July jobs on your allotment

  • Hoe off weeds on bare soil, water well then cover with mulches to prevent moisture loss, for instance, pile grass clippings onto layers of newspaper.
  • Add material to compost heaps, mix greens (nitrogen rich) with browns (carbon rich) at 50/50 ratio.
  • Water heaps if dry and turn to speed up decomposition.
  • In early July continue to sow beetroot, chard, perennial spinach, kohl rabi and turnips for autumn harvesting.
  • Sow dwarf French beans.
  • Sow kale for early spring harvesting and rocket for autumn harvesting.
  • Sow beetroots Choggia or Burpees Golden for autumn eating.
  • Plant specially prepared potato tubers for Christmas crop.
  • Finish planting out leeks.
  • Remove the main shoot on cordon tomatoes where they hit the greenhouse roof, or a leaf or two above the seventh flower truss.
  • Water soft fruit and fruit trees during dry spells to encourage good fruit development.
  • Water courgettes consistently so they continue to flower and crop.
  • Mulch brassicas after rain to lock in moisture and nutrients and lessen the effect of club root.
  • Prune cherries and plums after fruiting.  Remove weak, damaged and crossing branches.
  • Pinch out climbing beans once they reach the top of supports.
  • Once harvesting of summer fruited raspberries is finished, cut old fruited canes to ground level and tie in new, healthy canes to supports.
  • Summer-prune red and white currants and gooseberries. For gooseberries trim back all side shoots to 3 or 4 buds from their point of growth and cut out shoots that cross into the middle f the bush.

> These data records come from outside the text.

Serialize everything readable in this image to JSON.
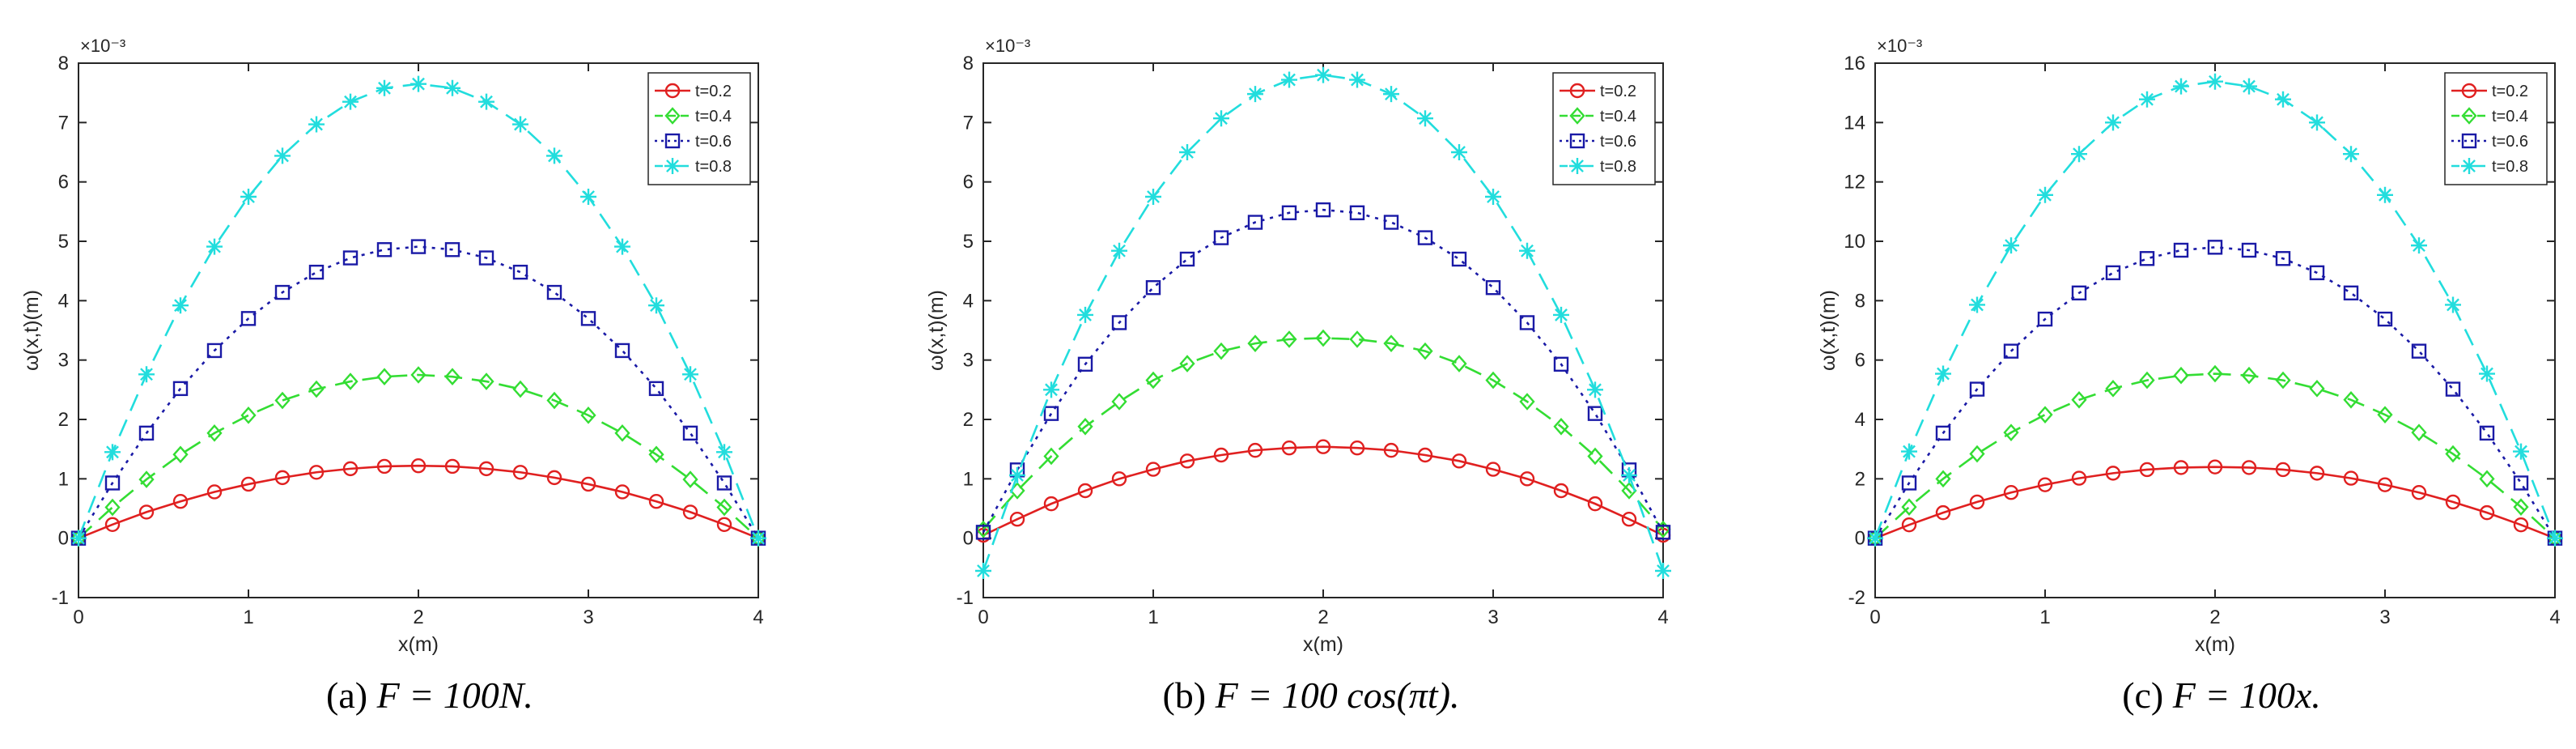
{
  "figure": {
    "captions": [
      {
        "label": "(a)",
        "formula": "F = 100N."
      },
      {
        "label": "(b)",
        "formula": "F = 100 cos(πt)."
      },
      {
        "label": "(c)",
        "formula": "F = 100x."
      }
    ]
  },
  "chart_data": [
    {
      "type": "line",
      "xlabel": "x(m)",
      "ylabel": "ω(x,t)(m)",
      "y_multiplier": "×10⁻³",
      "xlim": [
        0,
        4
      ],
      "ylim": [
        -1,
        8
      ],
      "xticks": [
        0,
        1,
        2,
        3,
        4
      ],
      "yticks": [
        -1,
        0,
        1,
        2,
        3,
        4,
        5,
        6,
        7,
        8
      ],
      "legend_position": "top-right",
      "x": [
        0,
        0.2,
        0.4,
        0.6,
        0.8,
        1.0,
        1.2,
        1.4,
        1.6,
        1.8,
        2.0,
        2.2,
        2.4,
        2.6,
        2.8,
        3.0,
        3.2,
        3.4,
        3.6,
        3.8,
        4.0
      ],
      "series": [
        {
          "name": "t=0.2",
          "color": "#e02020",
          "marker": "circle",
          "dash": "solid",
          "values": [
            0,
            0.23,
            0.44,
            0.62,
            0.78,
            0.91,
            1.02,
            1.11,
            1.17,
            1.21,
            1.22,
            1.21,
            1.17,
            1.11,
            1.02,
            0.91,
            0.78,
            0.62,
            0.44,
            0.23,
            0
          ]
        },
        {
          "name": "t=0.4",
          "color": "#33dd33",
          "marker": "diamond",
          "dash": "dashed",
          "values": [
            0,
            0.52,
            0.99,
            1.41,
            1.77,
            2.07,
            2.32,
            2.51,
            2.64,
            2.72,
            2.75,
            2.72,
            2.64,
            2.51,
            2.32,
            2.07,
            1.77,
            1.41,
            0.99,
            0.52,
            0
          ]
        },
        {
          "name": "t=0.6",
          "color": "#1a1aa6",
          "marker": "square",
          "dash": "dotted",
          "values": [
            0,
            0.93,
            1.77,
            2.52,
            3.16,
            3.7,
            4.14,
            4.48,
            4.72,
            4.86,
            4.91,
            4.86,
            4.72,
            4.48,
            4.14,
            3.7,
            3.16,
            2.52,
            1.77,
            0.93,
            0
          ]
        },
        {
          "name": "t=0.8",
          "color": "#22dddd",
          "marker": "star",
          "dash": "dashed",
          "values": [
            0,
            1.45,
            2.76,
            3.92,
            4.91,
            5.75,
            6.44,
            6.97,
            7.35,
            7.58,
            7.65,
            7.58,
            7.35,
            6.97,
            6.44,
            5.75,
            4.91,
            3.92,
            2.76,
            1.45,
            0
          ]
        }
      ]
    },
    {
      "type": "line",
      "xlabel": "x(m)",
      "ylabel": "ω(x,t)(m)",
      "y_multiplier": "×10⁻³",
      "xlim": [
        0,
        4
      ],
      "ylim": [
        -1,
        8
      ],
      "xticks": [
        0,
        1,
        2,
        3,
        4
      ],
      "yticks": [
        -1,
        0,
        1,
        2,
        3,
        4,
        5,
        6,
        7,
        8
      ],
      "legend_position": "top-right",
      "x": [
        0,
        0.2,
        0.4,
        0.6,
        0.8,
        1.0,
        1.2,
        1.4,
        1.6,
        1.8,
        2.0,
        2.2,
        2.4,
        2.6,
        2.8,
        3.0,
        3.2,
        3.4,
        3.6,
        3.8,
        4.0
      ],
      "series": [
        {
          "name": "t=0.2",
          "color": "#e02020",
          "marker": "circle",
          "dash": "solid",
          "values": [
            0.05,
            0.32,
            0.58,
            0.8,
            1.0,
            1.16,
            1.3,
            1.4,
            1.48,
            1.52,
            1.54,
            1.52,
            1.48,
            1.4,
            1.3,
            1.16,
            1.0,
            0.8,
            0.58,
            0.32,
            0.05
          ]
        },
        {
          "name": "t=0.4",
          "color": "#33dd33",
          "marker": "diamond",
          "dash": "dashed",
          "values": [
            0.15,
            0.8,
            1.38,
            1.88,
            2.3,
            2.66,
            2.94,
            3.15,
            3.28,
            3.35,
            3.37,
            3.35,
            3.28,
            3.15,
            2.94,
            2.66,
            2.3,
            1.88,
            1.38,
            0.8,
            0.15
          ]
        },
        {
          "name": "t=0.6",
          "color": "#1a1aa6",
          "marker": "square",
          "dash": "dotted",
          "values": [
            0.1,
            1.15,
            2.1,
            2.93,
            3.63,
            4.22,
            4.7,
            5.06,
            5.32,
            5.48,
            5.53,
            5.48,
            5.32,
            5.06,
            4.7,
            4.22,
            3.63,
            2.93,
            2.1,
            1.15,
            0.1
          ]
        },
        {
          "name": "t=0.8",
          "color": "#22dddd",
          "marker": "star",
          "dash": "dashed",
          "values": [
            -0.55,
            1.06,
            2.5,
            3.76,
            4.84,
            5.75,
            6.5,
            7.07,
            7.48,
            7.72,
            7.8,
            7.72,
            7.48,
            7.07,
            6.5,
            5.75,
            4.84,
            3.76,
            2.5,
            1.06,
            -0.55
          ]
        }
      ]
    },
    {
      "type": "line",
      "xlabel": "x(m)",
      "ylabel": "ω(x,t)(m)",
      "y_multiplier": "×10⁻³",
      "xlim": [
        0,
        4
      ],
      "ylim": [
        -2,
        16
      ],
      "xticks": [
        0,
        1,
        2,
        3,
        4
      ],
      "yticks": [
        -2,
        0,
        2,
        4,
        6,
        8,
        10,
        12,
        14,
        16
      ],
      "legend_position": "top-right",
      "x": [
        0,
        0.2,
        0.4,
        0.6,
        0.8,
        1.0,
        1.2,
        1.4,
        1.6,
        1.8,
        2.0,
        2.2,
        2.4,
        2.6,
        2.8,
        3.0,
        3.2,
        3.4,
        3.6,
        3.8,
        4.0
      ],
      "series": [
        {
          "name": "t=0.2",
          "color": "#e02020",
          "marker": "circle",
          "dash": "solid",
          "values": [
            0,
            0.45,
            0.86,
            1.22,
            1.54,
            1.8,
            2.02,
            2.19,
            2.31,
            2.38,
            2.4,
            2.38,
            2.31,
            2.19,
            2.02,
            1.8,
            1.54,
            1.22,
            0.86,
            0.45,
            0
          ]
        },
        {
          "name": "t=0.4",
          "color": "#33dd33",
          "marker": "diamond",
          "dash": "dashed",
          "values": [
            0,
            1.05,
            2.0,
            2.84,
            3.56,
            4.16,
            4.66,
            5.04,
            5.32,
            5.48,
            5.54,
            5.48,
            5.32,
            5.04,
            4.66,
            4.16,
            3.56,
            2.84,
            2.0,
            1.05,
            0
          ]
        },
        {
          "name": "t=0.6",
          "color": "#1a1aa6",
          "marker": "square",
          "dash": "dotted",
          "values": [
            0,
            1.86,
            3.54,
            5.02,
            6.3,
            7.38,
            8.26,
            8.94,
            9.42,
            9.7,
            9.8,
            9.7,
            9.42,
            8.94,
            8.26,
            7.38,
            6.3,
            5.02,
            3.54,
            1.86,
            0
          ]
        },
        {
          "name": "t=0.8",
          "color": "#22dddd",
          "marker": "star",
          "dash": "dashed",
          "values": [
            0,
            2.92,
            5.54,
            7.86,
            9.86,
            11.56,
            12.94,
            14.0,
            14.78,
            15.22,
            15.38,
            15.22,
            14.78,
            14.0,
            12.94,
            11.56,
            9.86,
            7.86,
            5.54,
            2.92,
            0
          ]
        }
      ]
    }
  ]
}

News from Putney Community Gardens

The gardening course: is back on this Sunday from 10am – 12 at Boyd Court (SW15 3DD) with Martin Cobley. This week (17th June) we’ll be looking at the composition of soil and maintaining healthy compost. If we have time we’ll be diagnosing our wormery and looking to nursing it back to health.

Watering: is needed! It’s getting hot and the beds could do with an extra watering every now and then. So if you’d like to help out, either at the beds or at the orchard or both, drop us a line and we can talk you and walk you through it. Some of the core gardeners will be away for some time over the summer so any extra hands on deck would be swell.

Youth workshops: On the 25th and 26th of June, together with Regenerate Youth Club, we’re running a couple of gardening sessions with young people from Putney Ark Academy in our community garden. If you’d like to volunteer to support these sessions, please do get in touch.

Sunday gardening: sessions are still on weekly from 10am-12. Meet us at the orchard on the corner of Carlslake Road and Tildesley Road.